Di dalam undang-undang perkoperasian dinyatakan bahwa landasan koperasi adalah Pancasila (landasan idiil), undang-undang dasar 1945 (ladasan struktural), undang-undang no 25 tahun 1992 (landasan operasional) dan asas kekeluargaan

Unsur-Unsur Koperasi

Sumber Modal Koperasi

Modal adalah segala sesuatu yang dibutuhkan setiap badan usaha untuk menjalankan usahanya. Pada prinsipnya, modal kopperasi dapat diperoleh dari :

  • Modal sendiri

Simpanan pokok, simpanan wajib, dana cadangan, hibah

  • Modal pinjaman

Modal pinjaman diperoleh dari anggota, koperasi lainnya, bank dan lembaga keuangan lainnya, penerbitan obligasi, dan sumber lainnya

  • Modal penyertaan

Modal penyertaan adalah modal yang berasal dari penanaman modal (investasi) pemerintah atau swasta bukan anggota.

Keanggotaan Koperasi

Secara umum, anggota koperasi merupakan pemilik sekaligus pengguna jasa koperasi. Setiap anggota yang terdaftar dicatat dalam sebuah buku daftar anggota. Menurut undang-undang perkoperasia, setiap warga negara Indonesia yang memiliki kemampuan melakukan tindakan hukum atau koperasi berhak menjadi anggota koperasi. Anggota koperasi memiliki kewajiban dan hak masing-masing. Kewajiban dari anggota koperasi adalah :

  • Setiap anggota berkewajiban untuk mematuhi AD/ART
  • Ikut berperan aktif dalam kegiatan usaha yang dilakukan koperasi
  • Mengembangkan dan memelihara kebersamaan di antara anggota berdasarkan asas kekeluargaan
  • Setiap nggota memiliki hak antara lain :
  • Menghadiri rapat, mengeluarkan pendapat
  • Memilih atau dipilih menjadi pengurus koperasi
  • Mengajukan permintaan kepada pengurus untuk mengadakan rapat anggota sesuai AD
  • Memberikan pendapatnya kepadad pengurus koperasi
  • Memanfaatkan keberadaan koperasi dalam memnuhi kebutuhan
  • Memperoleh laporan kinerja koperasi menurut AD

Perangkat Organisasi Koperasi

Berdasrkan undang-undang perkoperasian disebutkan bahwa perangkat perkoperasian terdiri atas :

  • Rapat anggota

Rapat anggota bagi koperasi merupakan suatu wadah untuk menampung aspirasi anggota koperasi.

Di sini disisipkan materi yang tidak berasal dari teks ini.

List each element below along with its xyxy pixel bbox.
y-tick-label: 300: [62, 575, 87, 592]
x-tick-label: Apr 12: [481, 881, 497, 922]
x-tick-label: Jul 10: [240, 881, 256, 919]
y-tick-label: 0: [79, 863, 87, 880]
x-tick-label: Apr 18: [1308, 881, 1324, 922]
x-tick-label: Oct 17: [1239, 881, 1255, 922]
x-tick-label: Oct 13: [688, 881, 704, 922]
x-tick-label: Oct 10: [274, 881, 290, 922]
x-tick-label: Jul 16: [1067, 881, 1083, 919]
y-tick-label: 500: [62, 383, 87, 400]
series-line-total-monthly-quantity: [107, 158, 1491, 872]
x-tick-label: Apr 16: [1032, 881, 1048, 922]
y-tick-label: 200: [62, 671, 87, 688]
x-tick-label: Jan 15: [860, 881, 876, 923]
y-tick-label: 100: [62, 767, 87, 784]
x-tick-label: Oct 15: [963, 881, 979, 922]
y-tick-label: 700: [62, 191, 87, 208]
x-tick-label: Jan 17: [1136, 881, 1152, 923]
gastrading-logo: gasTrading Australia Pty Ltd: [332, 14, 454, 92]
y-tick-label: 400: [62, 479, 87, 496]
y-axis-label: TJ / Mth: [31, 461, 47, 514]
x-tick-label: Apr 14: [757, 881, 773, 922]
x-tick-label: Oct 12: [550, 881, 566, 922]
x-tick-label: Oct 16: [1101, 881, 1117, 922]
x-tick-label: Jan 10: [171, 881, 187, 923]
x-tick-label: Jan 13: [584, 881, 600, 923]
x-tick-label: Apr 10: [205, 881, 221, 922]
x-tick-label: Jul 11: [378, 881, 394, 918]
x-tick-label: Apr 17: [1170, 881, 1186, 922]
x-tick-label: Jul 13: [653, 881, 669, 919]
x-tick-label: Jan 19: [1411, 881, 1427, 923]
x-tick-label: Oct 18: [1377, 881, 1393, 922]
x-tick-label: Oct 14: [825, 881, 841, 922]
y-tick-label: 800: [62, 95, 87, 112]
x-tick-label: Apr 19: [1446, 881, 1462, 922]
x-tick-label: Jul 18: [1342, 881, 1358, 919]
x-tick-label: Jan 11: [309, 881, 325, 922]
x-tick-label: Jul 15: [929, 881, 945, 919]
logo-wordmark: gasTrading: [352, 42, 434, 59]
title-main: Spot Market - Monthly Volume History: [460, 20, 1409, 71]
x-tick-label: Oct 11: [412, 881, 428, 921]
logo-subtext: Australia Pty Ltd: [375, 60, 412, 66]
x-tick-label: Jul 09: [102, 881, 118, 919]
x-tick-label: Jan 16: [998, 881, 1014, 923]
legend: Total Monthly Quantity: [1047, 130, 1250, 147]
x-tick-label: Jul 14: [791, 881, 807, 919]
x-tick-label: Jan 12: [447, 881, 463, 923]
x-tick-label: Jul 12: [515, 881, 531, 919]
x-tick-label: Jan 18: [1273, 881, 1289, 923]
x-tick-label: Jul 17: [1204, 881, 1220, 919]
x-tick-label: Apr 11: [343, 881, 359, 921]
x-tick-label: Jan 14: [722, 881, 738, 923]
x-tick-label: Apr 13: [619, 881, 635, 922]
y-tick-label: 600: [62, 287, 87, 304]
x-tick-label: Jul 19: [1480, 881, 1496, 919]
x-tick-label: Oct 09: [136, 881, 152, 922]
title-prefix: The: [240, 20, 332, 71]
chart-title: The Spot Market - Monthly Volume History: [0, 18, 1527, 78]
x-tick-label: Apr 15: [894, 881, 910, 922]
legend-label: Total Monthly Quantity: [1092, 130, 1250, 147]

Selain itu,rapat anggota adalah pemegang kekuasaan tertinggi. Demikian, segala kebijakan menyangkut koperasi harus dibicarakan dalam rapat anggota dan disetujui oleh anggota.

  • Pengurus

Menurut undang-undang perkopeerasian, pengurus koperasi dipilih dari anggota dalam rapat anggota. Artinya, pengurus menjadi pemegang kekuasaan rapat anggota. Oleh karena itu, pengurus bertanggung jawab pada rapat anggota bukan kepada pengawas koperasi. Pengurus koperasi dalam mengelola badan usaha ini memiliki tugas dan wewenang sebagaimana ditetapkan dalam AD. Tidak selamanya pengurus koperasi menjalankan kegitan usahanya sendiri. Pengurus dapat mengangkat pengelola koperasi sebagai bentuk profesionalisme.

  • Pengawas

Pengawas koperasi dipilih daari dan oleh anggota dalam rapat anggota. Denngan demikian, pengawas bertanggung jawab kepada rapat anggota.

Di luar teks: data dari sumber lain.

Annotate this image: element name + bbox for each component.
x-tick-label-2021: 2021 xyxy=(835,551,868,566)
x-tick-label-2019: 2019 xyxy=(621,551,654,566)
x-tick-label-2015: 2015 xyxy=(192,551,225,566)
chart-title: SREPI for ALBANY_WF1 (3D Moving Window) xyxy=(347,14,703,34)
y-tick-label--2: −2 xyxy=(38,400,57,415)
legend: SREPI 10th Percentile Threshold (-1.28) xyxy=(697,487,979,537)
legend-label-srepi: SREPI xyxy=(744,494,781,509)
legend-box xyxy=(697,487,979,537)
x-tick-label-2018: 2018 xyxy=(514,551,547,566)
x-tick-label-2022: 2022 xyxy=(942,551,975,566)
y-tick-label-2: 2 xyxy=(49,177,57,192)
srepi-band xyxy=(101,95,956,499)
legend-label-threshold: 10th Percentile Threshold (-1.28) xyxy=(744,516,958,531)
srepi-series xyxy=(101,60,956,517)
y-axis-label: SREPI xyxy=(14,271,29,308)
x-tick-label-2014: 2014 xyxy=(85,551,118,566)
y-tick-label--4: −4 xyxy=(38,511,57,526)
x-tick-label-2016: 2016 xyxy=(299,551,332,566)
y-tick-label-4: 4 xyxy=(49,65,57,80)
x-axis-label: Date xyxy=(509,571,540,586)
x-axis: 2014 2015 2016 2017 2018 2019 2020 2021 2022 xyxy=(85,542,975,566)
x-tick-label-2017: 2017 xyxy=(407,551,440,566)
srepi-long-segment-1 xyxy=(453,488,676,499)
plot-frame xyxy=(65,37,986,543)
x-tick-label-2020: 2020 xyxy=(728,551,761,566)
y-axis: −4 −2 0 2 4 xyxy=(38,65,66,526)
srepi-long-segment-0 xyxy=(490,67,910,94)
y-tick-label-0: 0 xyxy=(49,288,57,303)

Jenis Dan Tingkatan Koperasi

Jenis-Jenis Koperasi

Berdasrkan unit usahanya koperasi dapat dibedakan menjadi beberapa macam. Bentuk-bentuk koperasi dapat dijelaskan sebagai berikut :

  • Koperasi konsumsi.

Koperasi konsumsi ini bertujuan untuk membantu, mendidik, dan melayani anggota melalui penyediaan barnag dan jasa.

  • Koperasi produksi

Koperasi ini umumnya beraggotakan para pelaku UKM. Peran serta pelaku UKM inilah yang menjadi motor penggerak bagi terciptanya koperasi produksi. Tidak hanya penyediaan bahan baku saja, koperasi ini juga berusaha membantu pemasaran produk yang dihasilkan anggotanya sehingga harganya menjadi stabil.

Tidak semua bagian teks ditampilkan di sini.